Dark Museum, 2- Le Cri Année de sortie : 2017

Auteur : ALCANTE/GIHEF/BRAHY L.
Editeur : Delcourt



Collection : Machination
Album cartonné/ 56 pages couleurs
Date de parution : 07/09/2017
ISBN : 978-2-7560-6209-9

Vous connaissez tous (je pense) le tableau d’Edvard Munch, Le Cri, dont vous pouvez voir plusieurs versions au musée national ou au musée Munch d’Oslo.
Mais connaissez vous son origine ? Comment Edvard Munch a-t-il pu imaginer une œuvre aussi forte, qui continue d’inspirer de nombreux artistes contemporains ?
Voici ce qu’en dit l’artiste dans son journal, le 22 janvier 1892 (source wikipedia) : « Je me promenais sur un sentier avec deux amis — le soleil se couchait — tout d'un coup le ciel devint rouge sang. Je m'arrêtai, fatigué, et m'appuyai sur une clôture — il y avait du sang et des langues de feu au-dessus du fjord bleu-noir de la ville — mes amis continuèrent, et j'y restai, tremblant d'anxiété — je sentais un cri infini qui passait à travers l'univers et qui déchirait la nature. »
Dans cet opus de Dark Museum, vous allez retrouver Edvard Much en piteux état.
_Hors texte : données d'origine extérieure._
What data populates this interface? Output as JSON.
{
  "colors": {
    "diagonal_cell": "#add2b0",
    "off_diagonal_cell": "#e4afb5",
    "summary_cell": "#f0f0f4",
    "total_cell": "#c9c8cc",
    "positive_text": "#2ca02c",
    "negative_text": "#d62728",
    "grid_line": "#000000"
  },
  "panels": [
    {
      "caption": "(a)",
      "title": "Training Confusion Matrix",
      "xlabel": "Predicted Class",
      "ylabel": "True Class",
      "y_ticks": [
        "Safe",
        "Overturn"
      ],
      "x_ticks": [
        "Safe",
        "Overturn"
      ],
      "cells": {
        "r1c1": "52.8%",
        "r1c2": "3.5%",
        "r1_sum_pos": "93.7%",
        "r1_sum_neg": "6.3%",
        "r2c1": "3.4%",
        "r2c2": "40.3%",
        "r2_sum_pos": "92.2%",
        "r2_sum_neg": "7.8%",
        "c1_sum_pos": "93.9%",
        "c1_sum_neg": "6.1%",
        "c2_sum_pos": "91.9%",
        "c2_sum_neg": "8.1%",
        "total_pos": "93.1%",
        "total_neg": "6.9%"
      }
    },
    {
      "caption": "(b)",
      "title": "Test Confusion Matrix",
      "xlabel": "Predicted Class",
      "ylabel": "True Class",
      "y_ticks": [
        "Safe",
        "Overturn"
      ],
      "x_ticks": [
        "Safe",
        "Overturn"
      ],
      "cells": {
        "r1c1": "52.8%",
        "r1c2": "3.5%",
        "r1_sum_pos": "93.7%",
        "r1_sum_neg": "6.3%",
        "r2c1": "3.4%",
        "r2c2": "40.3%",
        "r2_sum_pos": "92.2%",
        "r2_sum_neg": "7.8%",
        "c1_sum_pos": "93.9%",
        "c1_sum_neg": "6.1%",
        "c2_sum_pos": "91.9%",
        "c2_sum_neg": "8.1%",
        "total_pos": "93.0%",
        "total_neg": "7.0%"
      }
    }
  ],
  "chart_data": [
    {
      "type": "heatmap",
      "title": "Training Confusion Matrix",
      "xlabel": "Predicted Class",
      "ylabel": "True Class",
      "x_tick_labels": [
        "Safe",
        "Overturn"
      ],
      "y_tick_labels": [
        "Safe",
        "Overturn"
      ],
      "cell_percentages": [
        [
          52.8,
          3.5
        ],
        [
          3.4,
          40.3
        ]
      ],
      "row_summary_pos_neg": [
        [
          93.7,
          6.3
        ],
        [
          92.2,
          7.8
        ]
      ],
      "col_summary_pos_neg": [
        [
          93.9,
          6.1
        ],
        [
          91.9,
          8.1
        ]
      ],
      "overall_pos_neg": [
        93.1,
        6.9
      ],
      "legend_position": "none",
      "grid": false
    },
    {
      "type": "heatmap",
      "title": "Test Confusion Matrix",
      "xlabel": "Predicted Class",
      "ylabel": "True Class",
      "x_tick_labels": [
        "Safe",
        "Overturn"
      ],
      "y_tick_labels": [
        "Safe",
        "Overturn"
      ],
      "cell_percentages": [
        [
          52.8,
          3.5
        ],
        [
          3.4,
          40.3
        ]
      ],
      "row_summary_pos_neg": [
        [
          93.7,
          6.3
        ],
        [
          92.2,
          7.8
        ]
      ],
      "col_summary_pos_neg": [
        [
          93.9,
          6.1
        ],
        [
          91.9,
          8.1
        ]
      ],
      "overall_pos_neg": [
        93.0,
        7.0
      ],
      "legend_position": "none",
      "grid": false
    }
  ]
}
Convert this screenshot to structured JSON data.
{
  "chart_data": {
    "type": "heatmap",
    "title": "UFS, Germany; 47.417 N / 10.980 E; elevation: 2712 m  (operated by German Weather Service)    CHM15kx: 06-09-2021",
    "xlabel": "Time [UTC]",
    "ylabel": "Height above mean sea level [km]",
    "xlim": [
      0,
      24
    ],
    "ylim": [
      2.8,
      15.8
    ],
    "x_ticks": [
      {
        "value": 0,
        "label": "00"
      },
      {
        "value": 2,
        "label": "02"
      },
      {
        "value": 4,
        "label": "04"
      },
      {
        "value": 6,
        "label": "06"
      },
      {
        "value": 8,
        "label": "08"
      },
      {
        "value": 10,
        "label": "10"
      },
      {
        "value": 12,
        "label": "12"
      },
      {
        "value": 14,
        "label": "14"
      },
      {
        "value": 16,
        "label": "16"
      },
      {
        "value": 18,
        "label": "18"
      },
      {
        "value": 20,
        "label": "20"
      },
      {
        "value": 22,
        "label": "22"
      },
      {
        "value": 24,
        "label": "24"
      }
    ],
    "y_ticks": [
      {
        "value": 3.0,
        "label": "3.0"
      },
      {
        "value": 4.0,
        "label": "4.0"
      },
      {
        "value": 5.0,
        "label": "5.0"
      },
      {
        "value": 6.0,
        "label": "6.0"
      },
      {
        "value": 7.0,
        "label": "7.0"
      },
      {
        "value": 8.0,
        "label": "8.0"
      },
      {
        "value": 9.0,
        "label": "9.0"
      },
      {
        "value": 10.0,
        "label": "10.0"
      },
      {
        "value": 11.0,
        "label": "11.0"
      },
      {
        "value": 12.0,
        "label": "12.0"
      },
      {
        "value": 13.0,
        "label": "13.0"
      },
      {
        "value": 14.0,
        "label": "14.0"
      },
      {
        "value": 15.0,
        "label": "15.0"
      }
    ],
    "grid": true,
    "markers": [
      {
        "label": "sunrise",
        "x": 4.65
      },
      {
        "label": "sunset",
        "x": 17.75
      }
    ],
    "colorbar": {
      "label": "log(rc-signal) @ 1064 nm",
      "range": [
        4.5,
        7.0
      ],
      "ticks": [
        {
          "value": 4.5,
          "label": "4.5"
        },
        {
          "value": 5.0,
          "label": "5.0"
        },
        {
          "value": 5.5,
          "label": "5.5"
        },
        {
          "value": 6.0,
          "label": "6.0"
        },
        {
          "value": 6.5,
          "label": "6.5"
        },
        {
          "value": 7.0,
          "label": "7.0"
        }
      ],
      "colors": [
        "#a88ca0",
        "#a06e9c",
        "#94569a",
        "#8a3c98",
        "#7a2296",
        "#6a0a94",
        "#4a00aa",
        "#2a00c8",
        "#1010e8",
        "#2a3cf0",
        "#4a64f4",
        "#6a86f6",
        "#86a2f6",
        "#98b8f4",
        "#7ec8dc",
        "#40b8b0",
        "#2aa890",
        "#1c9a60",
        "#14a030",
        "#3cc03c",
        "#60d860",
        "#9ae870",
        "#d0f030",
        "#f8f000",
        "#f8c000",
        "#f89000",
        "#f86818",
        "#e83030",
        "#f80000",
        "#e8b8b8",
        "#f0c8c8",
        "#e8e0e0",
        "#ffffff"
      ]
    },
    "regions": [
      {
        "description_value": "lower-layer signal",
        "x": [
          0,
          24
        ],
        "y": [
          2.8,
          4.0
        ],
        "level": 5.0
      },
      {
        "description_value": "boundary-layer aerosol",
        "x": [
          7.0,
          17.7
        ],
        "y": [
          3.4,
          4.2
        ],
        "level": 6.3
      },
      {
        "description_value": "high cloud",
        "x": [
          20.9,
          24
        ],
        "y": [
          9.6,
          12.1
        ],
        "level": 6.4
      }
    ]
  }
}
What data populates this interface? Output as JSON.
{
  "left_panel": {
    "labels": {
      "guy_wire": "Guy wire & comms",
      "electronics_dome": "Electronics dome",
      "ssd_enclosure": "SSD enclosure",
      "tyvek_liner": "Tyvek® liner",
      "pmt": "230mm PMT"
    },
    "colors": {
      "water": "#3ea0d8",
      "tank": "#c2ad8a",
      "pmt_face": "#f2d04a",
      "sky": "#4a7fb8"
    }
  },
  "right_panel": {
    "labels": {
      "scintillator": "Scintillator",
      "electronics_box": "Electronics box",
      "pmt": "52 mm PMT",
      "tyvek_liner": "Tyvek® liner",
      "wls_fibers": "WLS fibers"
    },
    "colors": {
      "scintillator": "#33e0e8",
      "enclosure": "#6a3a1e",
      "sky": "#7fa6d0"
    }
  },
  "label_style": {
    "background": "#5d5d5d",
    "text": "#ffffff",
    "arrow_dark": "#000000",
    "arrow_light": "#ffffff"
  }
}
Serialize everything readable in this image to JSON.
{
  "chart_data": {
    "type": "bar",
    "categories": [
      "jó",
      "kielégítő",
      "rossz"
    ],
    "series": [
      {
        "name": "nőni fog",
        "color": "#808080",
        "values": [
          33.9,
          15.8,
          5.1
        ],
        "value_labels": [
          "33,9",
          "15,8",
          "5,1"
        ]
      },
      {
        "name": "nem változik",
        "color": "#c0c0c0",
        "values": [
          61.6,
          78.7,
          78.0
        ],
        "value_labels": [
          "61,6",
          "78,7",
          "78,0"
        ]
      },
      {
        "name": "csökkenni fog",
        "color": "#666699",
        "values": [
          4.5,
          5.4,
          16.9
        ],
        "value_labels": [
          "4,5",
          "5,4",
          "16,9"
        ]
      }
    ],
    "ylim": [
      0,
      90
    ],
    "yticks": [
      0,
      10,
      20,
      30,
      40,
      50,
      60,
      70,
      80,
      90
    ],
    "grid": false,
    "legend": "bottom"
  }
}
Son amie Marie vient lui rendre viste, alors qu’il se trouve hospitalisé. Mais sa situation s’est dégradée à un point tel qu’il a été relégué dans l’aile des fous dangereux. Son cas dépasse les capacités de l’équipe de soin, qui ne s’occupe pas des problèmes psychiatriques.
Comment faire pour qu’il recouvre ses esprits ? D’où vient cette peur des crabes ? L’hypnose pourra-t-elle l’aider ? Et si le seul moyen de le faire redevenir lui-même, c’était de provoquer un nouveau choc, pour inverser le traumatisme ? La solution se trouve semble-t-il à l’autre bout de la planète. Un long chemin, qui laissera des traces à tout jamais.
Je vous conseille de lire ce volume de Dark Museum en premier, puis d’aller rechercher différentes informations sur cette série de tableaux d’Edvard Munch, pour ne pas vous spoiler le scénario élaboré par Alcante et Gihef. Ce mélange entre faits historiques et digressions fantastiques trouve un très bel équilibre.
Les thèmes du sang et du feu sont bien exploités. Ces sujets que nous retrouvons à maintes reprises dans la culture gothique trouvent un nouvel écho dans cette BD. L’époque (fin du XIXème) permet de jouer avec les croyances, l’opposition avec la science etc.
Le rythme de la BD fait monter la pression crescendo, connaissances et dangers vont de paires, comme dans un univers chtulien.
Le dessin de Luc Brahy, associé aux couleurs de Delphine Rieu vous plonge dans un univers fin, délicat et torturé. Rien ne peut vous préparer à ce que vous allez découvrir sur les origines de ces tableaux d’Edvard Munch.
C’est un plaisir d’imaginer que cette version pourrait être la bonne. Même si cela implique une souffrance terrible, aussi bien physique que psychologique.
Je ne peux pas vous révéler toutes les références que j’ai trouvées dans ce volume de Dark Museum, sinon, je serais obligé de tout vous révéler. C’est ce qui vous fera aimer d’autant plus cette uchronie. Ou au contraire, vous trouverez qu’il ne s’agit que d’un puzzle de scènes déjà vu maintes et maintes fois.
Je pense que l’important est ailleurs : dans la mise en scène de l’explication de Donald Olson, professeur d’astrophysique, sur la source d’inspiration pour Edvard Munch.
Ce deuxième volume de Dark Museum nous confirme tout le bien que nous pensions de la série après le tome 1 consacré à « American Gothic ».